The gap between theory and practice, said one sage, is greater in theory than it is in practice. It is not easy to find a better validation of this assertion than in database management. Particularly because it uses the term 'theory' in the two different senses, the confusion of which inhibits the ability of data professionals to understand and appreciate the value of theory--specifically, relational theory--for database  practice. The first sense is "sound theoretical foundation", the second is "just a theory" and carries a somewhat pejorative connotation ("not practical").

This confusion is rooted in systemic and cultural factors that make education on data fundamentals--without losing either the rigor and precision of the theory that give it its usefulness, or the audience--one of the most difficult tasks. 

Thus, when a reader started his comments with "... a very common (taught) fundamental misunderstanding/misconception of constraints and (primary, foreign & candidate) keys is an impediment to understanding the RM", I could not  agree more. I have been trying to dispel misconceptions for more than three decades and it is easier said than done. I wondered whether the formal accuracy of the reader's attempt to clarify the issue did not lose the audience.

So I decided to try a little experiment. The reader's comments are reproduced below. I would like to hear from readers--both those who think they know and understand the relational model and those who do not, but want to--what they understand the comments to mean, whether they are helpful and, if not, why not.

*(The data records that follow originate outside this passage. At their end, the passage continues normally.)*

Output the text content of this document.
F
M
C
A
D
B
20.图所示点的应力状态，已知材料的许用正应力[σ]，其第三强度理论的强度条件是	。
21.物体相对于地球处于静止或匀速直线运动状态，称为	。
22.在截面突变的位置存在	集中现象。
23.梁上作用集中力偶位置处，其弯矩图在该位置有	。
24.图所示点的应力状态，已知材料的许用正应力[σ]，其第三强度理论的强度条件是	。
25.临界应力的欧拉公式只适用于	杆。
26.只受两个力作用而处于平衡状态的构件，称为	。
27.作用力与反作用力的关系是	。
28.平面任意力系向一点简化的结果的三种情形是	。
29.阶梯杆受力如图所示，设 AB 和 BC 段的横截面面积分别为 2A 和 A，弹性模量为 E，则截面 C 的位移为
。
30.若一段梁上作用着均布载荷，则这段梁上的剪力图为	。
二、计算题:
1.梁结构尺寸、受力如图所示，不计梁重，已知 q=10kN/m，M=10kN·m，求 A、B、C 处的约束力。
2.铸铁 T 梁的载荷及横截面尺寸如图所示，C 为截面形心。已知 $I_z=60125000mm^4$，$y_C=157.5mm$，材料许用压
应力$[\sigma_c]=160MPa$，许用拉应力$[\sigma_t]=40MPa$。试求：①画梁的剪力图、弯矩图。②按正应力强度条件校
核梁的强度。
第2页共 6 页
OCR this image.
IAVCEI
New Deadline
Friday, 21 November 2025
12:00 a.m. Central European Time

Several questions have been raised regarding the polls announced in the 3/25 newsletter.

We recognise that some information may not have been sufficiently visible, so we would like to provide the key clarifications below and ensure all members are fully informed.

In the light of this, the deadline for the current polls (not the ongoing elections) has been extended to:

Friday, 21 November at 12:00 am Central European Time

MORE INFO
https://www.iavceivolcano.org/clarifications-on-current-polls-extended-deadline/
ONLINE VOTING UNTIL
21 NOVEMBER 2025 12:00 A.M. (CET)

Feel free to comment publicly below this post, or privately via email (I will respect requests for anonymity). Succinctness is at a premium.

Subject to the responses I receive, if any, I will try to draw some conclusions with respect to the above mentioned difficulty and perhaps and perhaps try my hand at how I would express the same idea and let readers decide which is more helpful and why.

Here now the comments:
PK: For each base table the dba gives a parameterized statement (aka meaning aka predicate) that takes a row and yields a statement (aka meaning aka proposition) that either holds or doesn't. That is all one needs to update or query a database.

Base table meanings determine constraints. Which are just expressions that are true in every situation. Constraints determine CKs and FKs. Which do not determine or affect meanings. Updating/querying does not need constraints or keys. Which are however used in normalization and to allow a dbms to help maintain integrity and optimize queries. (And I'm not arguing against the importance of any of those roles.)

Unfortunately most presentations of the RM (especially ER and ORM ones & "tools like ER Studio, ERWIN, and Visual Studio ...") focus on certain special cases of meanings involving keys and entities. So people think (wrongly) that keys are needed to even be able to interpret or manipulate a relational database. (So JH is in a certain sense right about keys being artifacts of the RM *as commonly (mis)presented*.) Also they think (wrongly) that keys or the associated constraints (if they even know that keys have associated constraints) are more fundamental than or different in kind from other constraints (rather than just being special cases of constraints).

If a person doesn't understand that constraints and keys are not needed to use a database (and PKs have no theoretical foundation) and that the meaning of a query is built only from base table meanings then they're not going to understand constraints, keys, integrity or the RM. (And thus that FKs and constraints are needed to use one *safely*.)

There are propositions in ... [Codd's] papers. The word "proposition" just isn't in the text. To have "a model based on n-ary relations" (1970 paper) or "the n-ary relation chosen as the single aggregate structure for the relational model" (Turing paper) *means* that one evaluates the truth of statements (aka propositions) generated from present and absent rows via a parameterized statement (aka predicate). Unfortunately the use of propositions & predicates ie what one is *doing* when querying is generally not taught clearly so people do not understand the RM.

In his Turing paper Codd discusses "a fresh look at the addressing of data" in terms of the RM. And in the RM one can via superkeys identify multiple parts of a database seen as a set of rows. This is useful for updating and other times a relation happens to embody a function. However such "addressing" has no relational meaning without an understanding of rows as true propositions, and isn't the basis of querying. So "addressing" ends up being an impediment to understanding, reducing the relation to a mere data structure and losing the quintessential RM property of relation expressions corresponding to predicate expressions.